In the above embodiment, the case where the temperature distribution image is displayed has been described, but the temperature information to be displayed can be not only the temperature distribution image but also a numerical value such as a temperature or a temperature difference. Further, in the above-described embodiment, the position detecting device is exemplified by an optical device such as an optical camera and a pointer imaged by the optical camera, but a method using electromagnetic waves, a method using ultrasonic waves, or the like can also be appropriately used. is there.

[0039]

According to the present invention, even if there is a positional change due to body movement or the like in the area where the temperature change should be monitored,
The temperature in that region can be accurately measured, and the accuracy and reliability of temperature measurement can be improved.

[Brief description of drawings]

FIG. 1 is a diagram showing an overall configuration of an MRI apparatus to which the present invention is applied.

FIG. 2 is a diagram showing a main part of a position detection device.

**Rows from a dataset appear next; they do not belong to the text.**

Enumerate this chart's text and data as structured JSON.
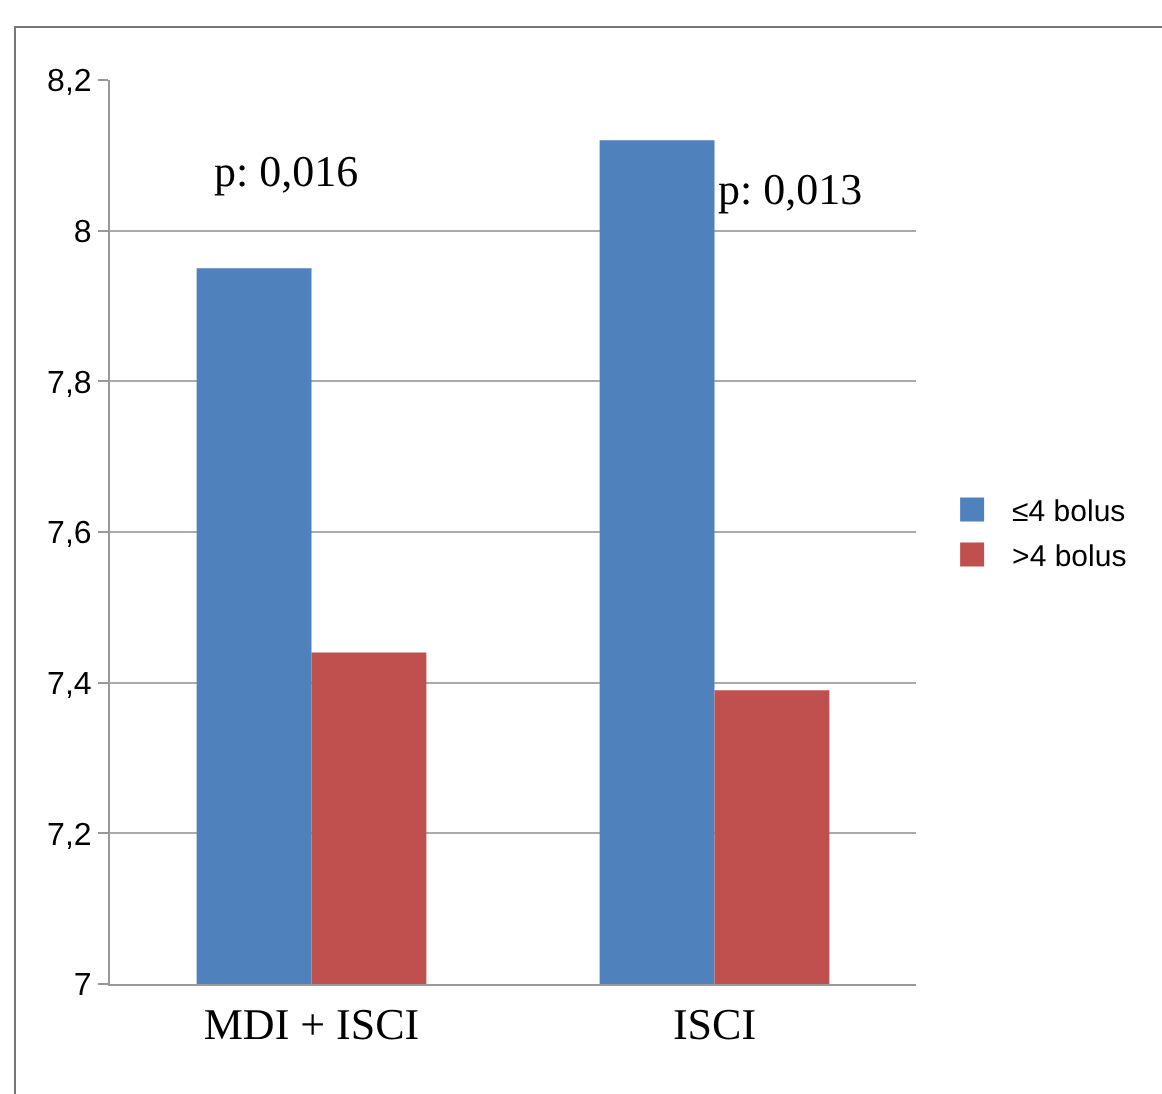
{
  "chart_data": {
    "type": "bar",
    "categories": [
      "MDI + ISCI",
      "ISCI"
    ],
    "series": [
      {
        "name": "≤4 bolus",
        "color": "#4f81bd",
        "values": [
          7.95,
          8.12
        ]
      },
      {
        "name": ">4 bolus",
        "color": "#c0504d",
        "values": [
          7.44,
          7.39
        ]
      }
    ],
    "ylim": [
      7,
      8.2
    ],
    "yticks": [
      {
        "value": 7,
        "label": "7"
      },
      {
        "value": 7.2,
        "label": "7,2"
      },
      {
        "value": 7.4,
        "label": "7,4"
      },
      {
        "value": 7.6,
        "label": "7,6"
      },
      {
        "value": 7.8,
        "label": "7,8"
      },
      {
        "value": 8,
        "label": "8"
      },
      {
        "value": 8.2,
        "label": "8,2"
      }
    ],
    "grid": "y",
    "legend": "right",
    "annotations": [
      "p: 0,016",
      "p: 0,013"
    ]
  }
}
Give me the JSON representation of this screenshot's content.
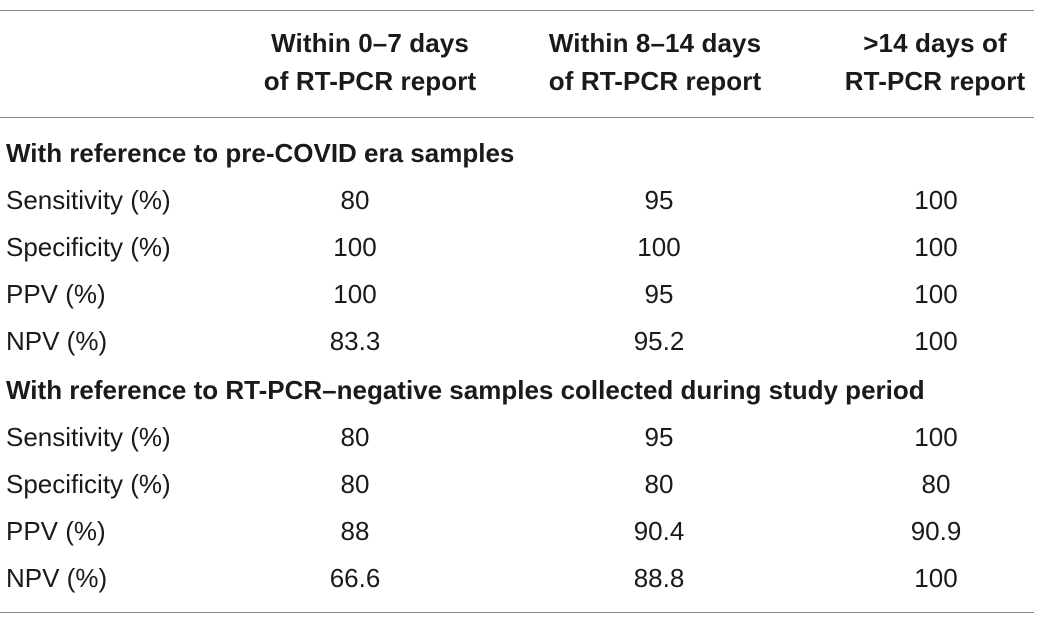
{
  "columns": [
    {
      "line1": "Within 0–7 days",
      "line2": "of RT-PCR report"
    },
    {
      "line1": "Within 8–14 days",
      "line2": "of RT-PCR report"
    },
    {
      "line1": ">14 days of",
      "line2": "RT-PCR report"
    }
  ],
  "sections": [
    {
      "title": "With reference to pre-COVID era samples",
      "rows": [
        {
          "label": "Sensitivity (%)",
          "values": [
            "80",
            "95",
            "100"
          ]
        },
        {
          "label": "Specificity (%)",
          "values": [
            "100",
            "100",
            "100"
          ]
        },
        {
          "label": "PPV (%)",
          "values": [
            "100",
            "95",
            "100"
          ]
        },
        {
          "label": "NPV (%)",
          "values": [
            "83.3",
            "95.2",
            "100"
          ]
        }
      ]
    },
    {
      "title": "With reference to RT-PCR–negative samples collected during study period",
      "rows": [
        {
          "label": "Sensitivity (%)",
          "values": [
            "80",
            "95",
            "100"
          ]
        },
        {
          "label": "Specificity (%)",
          "values": [
            "80",
            "80",
            "80"
          ]
        },
        {
          "label": "PPV (%)",
          "values": [
            "88",
            "90.4",
            "90.9"
          ]
        },
        {
          "label": "NPV (%)",
          "values": [
            "66.6",
            "88.8",
            "100"
          ]
        }
      ]
    }
  ]
}
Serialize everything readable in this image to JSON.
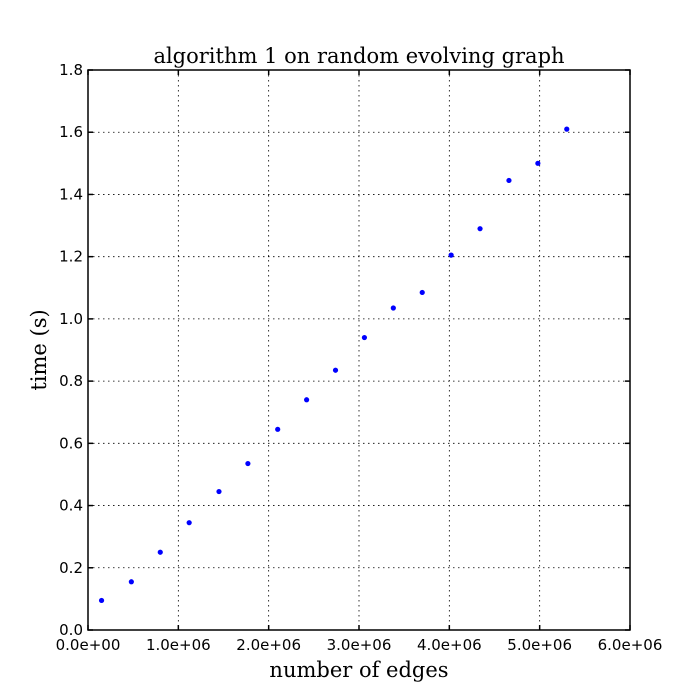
{
  "chart_data": {
    "type": "scatter",
    "title": "algorithm 1 on random evolving graph",
    "xlabel": "number of edges",
    "ylabel": "time (s)",
    "xlim": [
      0,
      6000000
    ],
    "ylim": [
      0,
      1.8
    ],
    "xticks": [
      0,
      1000000,
      2000000,
      3000000,
      4000000,
      5000000,
      6000000
    ],
    "xtick_labels": [
      "0.0e+00",
      "1.0e+06",
      "2.0e+06",
      "3.0e+06",
      "4.0e+06",
      "5.0e+06",
      "6.0e+06"
    ],
    "yticks": [
      0,
      0.2,
      0.4,
      0.6,
      0.8,
      1.0,
      1.2,
      1.4,
      1.6,
      1.8
    ],
    "ytick_labels": [
      "0.0",
      "0.2",
      "0.4",
      "0.6",
      "0.8",
      "1.0",
      "1.2",
      "1.4",
      "1.6",
      "1.8"
    ],
    "grid": true,
    "marker_color": "#0000ff",
    "series": [
      {
        "x": [
          150000,
          480000,
          800000,
          1120000,
          1450000,
          1770000,
          2100000,
          2420000,
          2740000,
          3060000,
          3380000,
          3700000,
          4020000,
          4340000,
          4660000,
          4980000,
          5300000
        ],
        "y": [
          0.095,
          0.155,
          0.25,
          0.345,
          0.445,
          0.535,
          0.645,
          0.74,
          0.835,
          0.94,
          1.035,
          1.085,
          1.205,
          1.29,
          1.445,
          1.5,
          1.61
        ]
      }
    ]
  }
}
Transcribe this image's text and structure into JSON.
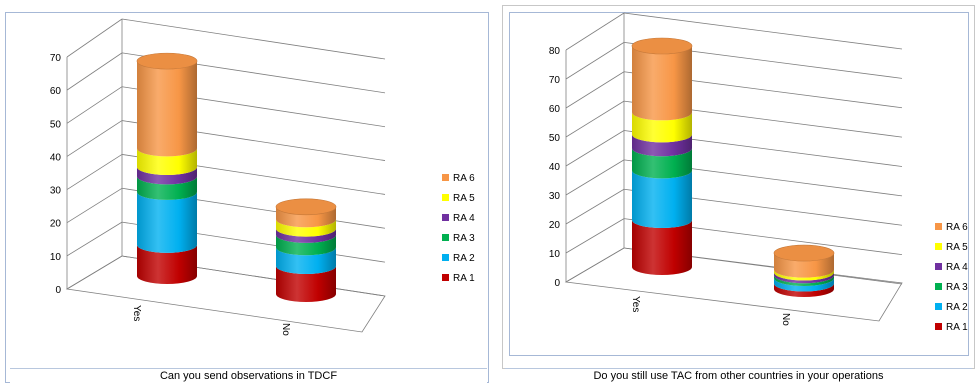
{
  "legend_colors": {
    "RA 1": "#c00000",
    "RA 2": "#00b0f0",
    "RA 3": "#00b050",
    "RA 4": "#7030a0",
    "RA 5": "#ffff00",
    "RA 6": "#f79646"
  },
  "chart_data": [
    {
      "type": "bar",
      "subtype": "3d-stacked-cylinder",
      "caption": "Can you send observations in TDCF",
      "categories": [
        "Yes",
        "No"
      ],
      "ylim": [
        0,
        70
      ],
      "yticks": [
        "0",
        "10",
        "20",
        "30",
        "40",
        "50",
        "60",
        "70"
      ],
      "legend_position": "right",
      "series": [
        {
          "name": "RA 1",
          "values": [
            10,
            9
          ]
        },
        {
          "name": "RA 2",
          "values": [
            17,
            6
          ]
        },
        {
          "name": "RA 3",
          "values": [
            5,
            4
          ]
        },
        {
          "name": "RA 4",
          "values": [
            3,
            2
          ]
        },
        {
          "name": "RA 5",
          "values": [
            6,
            3
          ]
        },
        {
          "name": "RA 6",
          "values": [
            28,
            4
          ]
        }
      ]
    },
    {
      "type": "bar",
      "subtype": "3d-stacked-cylinder",
      "caption": "Do you still use TAC from other countries in your operations",
      "categories": [
        "Yes",
        "No"
      ],
      "ylim": [
        0,
        80
      ],
      "yticks": [
        "0",
        "10",
        "20",
        "30",
        "40",
        "50",
        "60",
        "70",
        "80"
      ],
      "legend_position": "right",
      "series": [
        {
          "name": "RA 1",
          "values": [
            17,
            2
          ]
        },
        {
          "name": "RA 2",
          "values": [
            18,
            2
          ]
        },
        {
          "name": "RA 3",
          "values": [
            8,
            1
          ]
        },
        {
          "name": "RA 4",
          "values": [
            5,
            1
          ]
        },
        {
          "name": "RA 5",
          "values": [
            8,
            1
          ]
        },
        {
          "name": "RA 6",
          "values": [
            24,
            6
          ]
        }
      ]
    }
  ]
}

FIG. 3 is a flow chart showing an embodiment of temperature measurement by the MRI apparatus of the present invention.

FIG. 4 is a diagram showing an example of a pulse sequence adopted in temperature measurement.

FIG. 5 is a diagram for explaining temperature measurement according to the present invention.

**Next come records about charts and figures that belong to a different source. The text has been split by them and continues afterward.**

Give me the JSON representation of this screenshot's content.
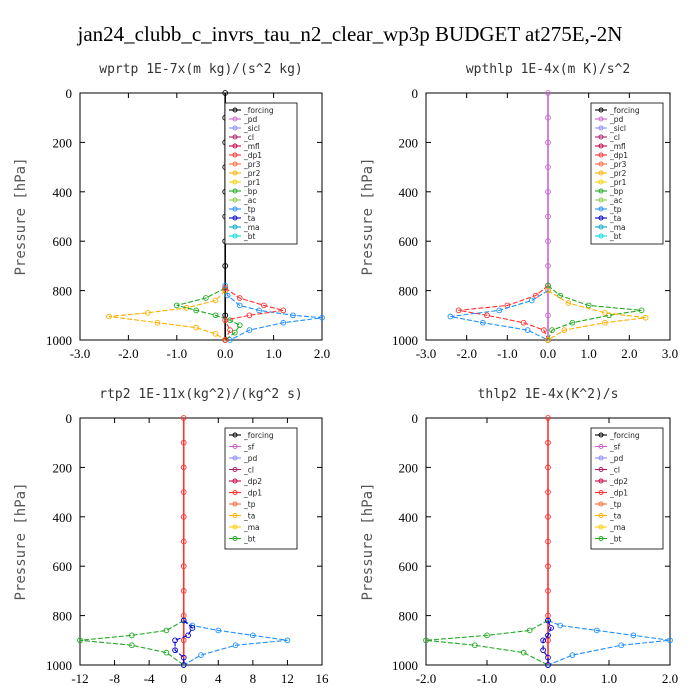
{
  "title": "jan24_clubb_c_invrs_tau_n2_clear_wp3p  BUDGET at275E,-2N",
  "chart_data": [
    {
      "type": "line",
      "title": "wprtp   1E-7x(m kg)/(s^2 kg)",
      "ylabel": "Pressure [hPa]",
      "xlim": [
        -3.0,
        2.0
      ],
      "ylim": [
        1000,
        0
      ],
      "xticks": [
        "-3.0",
        "-2.0",
        "-1.0",
        "0.0",
        "1.0",
        "2.0"
      ],
      "yticks": [
        "0",
        "200",
        "400",
        "600",
        "800",
        "1000"
      ],
      "legend_position": "top-right",
      "legend": [
        "_forcing",
        "_pd",
        "_sicl",
        "_cl",
        "_mfl",
        "_dp1",
        "_pr3",
        "_pr2",
        "_pr1",
        "_bp",
        "_ac",
        "_tp",
        "_ta",
        "_ma",
        "_bt"
      ],
      "series": [
        {
          "name": "_forcing",
          "color": "#000000",
          "x": [
            0,
            0,
            0,
            0,
            0,
            0,
            0,
            0,
            0,
            0,
            0
          ],
          "y": [
            0,
            100,
            200,
            300,
            400,
            500,
            600,
            700,
            800,
            900,
            1000
          ]
        },
        {
          "name": "_tp",
          "color": "#1e90ff",
          "x": [
            0,
            0.05,
            0.3,
            0.7,
            1.4,
            2.0,
            1.2,
            0.5,
            0.1
          ],
          "y": [
            780,
            820,
            860,
            880,
            900,
            910,
            930,
            960,
            1000
          ]
        },
        {
          "name": "_pr1",
          "color": "#ffb000",
          "x": [
            0,
            -0.2,
            -0.8,
            -1.6,
            -2.4,
            -1.4,
            -0.6,
            -0.2,
            0
          ],
          "y": [
            800,
            840,
            870,
            890,
            905,
            930,
            950,
            975,
            1000
          ]
        },
        {
          "name": "_bp",
          "color": "#22aa22",
          "x": [
            0,
            -0.4,
            -1.0,
            -0.6,
            -0.2,
            0.1,
            0.3,
            0.2,
            0
          ],
          "y": [
            790,
            830,
            860,
            880,
            900,
            920,
            940,
            970,
            1000
          ]
        },
        {
          "name": "_pr3",
          "color": "#ff3030",
          "x": [
            0,
            0.3,
            0.8,
            1.2,
            0.5,
            0,
            0.1,
            0
          ],
          "y": [
            790,
            830,
            860,
            880,
            900,
            920,
            960,
            1000
          ]
        }
      ]
    },
    {
      "type": "line",
      "title": "wpthlp   1E-4x(m K)/s^2",
      "ylabel": "Pressure [hPa]",
      "xlim": [
        -3.0,
        3.0
      ],
      "ylim": [
        1000,
        0
      ],
      "xticks": [
        "-3.0",
        "-2.0",
        "-1.0",
        "0.0",
        "1.0",
        "2.0",
        "3.0"
      ],
      "yticks": [
        "0",
        "200",
        "400",
        "600",
        "800",
        "1000"
      ],
      "legend_position": "top-right",
      "legend": [
        "_forcing",
        "_pd",
        "_sicl",
        "_cl",
        "_mfl",
        "_dp1",
        "_pr3",
        "_pr2",
        "_pr1",
        "_bp",
        "_ac",
        "_tp",
        "_ta",
        "_ma",
        "_bt"
      ],
      "series": [
        {
          "name": "_forcing",
          "color": "#cc66cc",
          "x": [
            0,
            0,
            0,
            0,
            0,
            0,
            0,
            0,
            0,
            0,
            0
          ],
          "y": [
            0,
            100,
            200,
            300,
            400,
            500,
            600,
            700,
            800,
            900,
            1000
          ]
        },
        {
          "name": "_pr3",
          "color": "#ff3030",
          "x": [
            0,
            -0.3,
            -1.0,
            -2.2,
            -1.5,
            -0.6,
            -0.1,
            0
          ],
          "y": [
            780,
            820,
            860,
            880,
            900,
            930,
            960,
            1000
          ]
        },
        {
          "name": "_tp",
          "color": "#1e90ff",
          "x": [
            0,
            -0.4,
            -1.2,
            -2.4,
            -1.6,
            -0.5,
            0
          ],
          "y": [
            800,
            840,
            880,
            905,
            930,
            960,
            1000
          ]
        },
        {
          "name": "_bp",
          "color": "#22aa22",
          "x": [
            0,
            0.3,
            1.0,
            2.3,
            1.5,
            0.6,
            0.1,
            0
          ],
          "y": [
            780,
            820,
            860,
            880,
            900,
            930,
            960,
            1000
          ]
        },
        {
          "name": "_pr1",
          "color": "#ffb000",
          "x": [
            0,
            0.5,
            1.4,
            2.4,
            1.4,
            0.4,
            0
          ],
          "y": [
            800,
            850,
            890,
            910,
            930,
            960,
            1000
          ]
        }
      ]
    },
    {
      "type": "line",
      "title": "rtp2   1E-11x(kg^2)/(kg^2 s)",
      "ylabel": "Pressure [hPa]",
      "xlim": [
        -12,
        16
      ],
      "ylim": [
        1000,
        0
      ],
      "xticks": [
        "-12",
        "-8",
        "-4",
        "0",
        "4",
        "8",
        "12",
        "16"
      ],
      "yticks": [
        "0",
        "200",
        "400",
        "600",
        "800",
        "1000"
      ],
      "legend_position": "top-right",
      "legend": [
        "_forcing",
        "_sf",
        "_pd",
        "_cl",
        "_dp2",
        "_dp1",
        "_tp",
        "_ta",
        "_ma",
        "_bt"
      ],
      "series": [
        {
          "name": "_forcing",
          "color": "#ff3030",
          "x": [
            0,
            0,
            0,
            0,
            0,
            0,
            0,
            0,
            0,
            0,
            0
          ],
          "y": [
            0,
            100,
            200,
            300,
            400,
            500,
            600,
            700,
            800,
            900,
            1000
          ]
        },
        {
          "name": "_dp1",
          "color": "#22aa22",
          "x": [
            0,
            -2,
            -6,
            -12,
            -6,
            -2,
            0
          ],
          "y": [
            820,
            860,
            880,
            900,
            920,
            950,
            1000
          ]
        },
        {
          "name": "_tp",
          "color": "#1e90ff",
          "x": [
            0,
            1,
            4,
            8,
            12,
            6,
            2,
            0
          ],
          "y": [
            820,
            840,
            860,
            880,
            900,
            920,
            960,
            1000
          ]
        },
        {
          "name": "_ta",
          "color": "#0000cc",
          "x": [
            0,
            1,
            0.5,
            -1,
            -1,
            0,
            0
          ],
          "y": [
            820,
            850,
            880,
            900,
            940,
            970,
            1000
          ]
        }
      ]
    },
    {
      "type": "line",
      "title": "thlp2   1E-4x(K^2)/s",
      "ylabel": "Pressure [hPa]",
      "xlim": [
        -2.0,
        2.0
      ],
      "ylim": [
        1000,
        0
      ],
      "xticks": [
        "-2.0",
        "-1.0",
        "0.0",
        "1.0",
        "2.0"
      ],
      "yticks": [
        "0",
        "200",
        "400",
        "600",
        "800",
        "1000"
      ],
      "legend_position": "top-right",
      "legend": [
        "_forcing",
        "_sf",
        "_pd",
        "_cl",
        "_dp2",
        "_dp1",
        "_tp",
        "_ta",
        "_ma",
        "_bt"
      ],
      "series": [
        {
          "name": "_forcing",
          "color": "#ff3030",
          "x": [
            0,
            0,
            0,
            0,
            0,
            0,
            0,
            0,
            0,
            0,
            0
          ],
          "y": [
            0,
            100,
            200,
            300,
            400,
            500,
            600,
            700,
            800,
            900,
            1000
          ]
        },
        {
          "name": "_dp1",
          "color": "#22aa22",
          "x": [
            0,
            -0.3,
            -1.0,
            -2.0,
            -1.2,
            -0.4,
            0
          ],
          "y": [
            820,
            860,
            880,
            900,
            920,
            950,
            1000
          ]
        },
        {
          "name": "_tp",
          "color": "#1e90ff",
          "x": [
            0,
            0.2,
            0.8,
            1.4,
            2.0,
            1.2,
            0.4,
            0
          ],
          "y": [
            820,
            840,
            860,
            880,
            900,
            920,
            960,
            1000
          ]
        },
        {
          "name": "_ta",
          "color": "#0000cc",
          "x": [
            0,
            0.05,
            0,
            -0.08,
            -0.08,
            0,
            0
          ],
          "y": [
            820,
            850,
            880,
            900,
            940,
            970,
            1000
          ]
        }
      ]
    }
  ]
}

FIG. 6 is a graph schematically showing changes in the temperature change region due to body movements.

FIG. 7 is a diagram showing another embodiment of temperature measurement according to the present invention.

[Explanation of symbols]

101 ... Subject, 102 ... Static magnetic field generating magnet, 103 ... Gradient magnetic field generating system, 104 ... Transmission system, 105 ... Detection system, 108 ... Computer, 118 ... Position detection device

   ─────────────────────────────────────────────────── ─── Continued front page    (72) Inventor Naoko Nagao             1-chome 1-14-1 Kanda, Chiyoda-ku, Tokyo             Inside the Hitachi Medical Co. F term (reference) 4C096 AA20 AB12 AC05 AD02 AD07                       AD27 BB12 DC33

Claims (3)

[Claims] 1. A static magnetic field generating means for generating a uniform static magnetic field in a space in which a subject is placed, a means for generating a gradient magnetic field for determining an imaging cross section of the subject, a means for applying a high frequency magnetic field to the space, A magnetic resonance imaging apparatus comprising a means for detecting a nuclear magnetic resonance signal generated from the subject and a calculating means for calculating a temperature distribution of an imaging cross section using the nuclear magnetic resonance signal, wherein a predetermined part of the subject Means for detecting the position of the predetermined magnetic field based on the positional information from the position detecting means, and means for instructing the means for generating the gradient magnetic field. , And means for calculating the temperature change distribution of the predetermined portion by using the nuclear magnetic resonance signals acquired from the cross sections respectively determined at different times. Air resonance imaging device. 2. The position detection means comprises a plurality of optical image pickup means installed outside a uniform static magnetic field region generated by the static magnetic field generation means, and a plurality of positions imaged by the optical image pickup means. 2. The magnetic resonance imaging apparatus according to claim 1, further comprising: a detection device, and means for sending the position detection device position detected by the optical imaging means to the calculation means in real time. 3. The magnetic resonance imaging apparatus according to claim 2, wherein the position detection device is installed in the subject or an instrument inserted into the subject.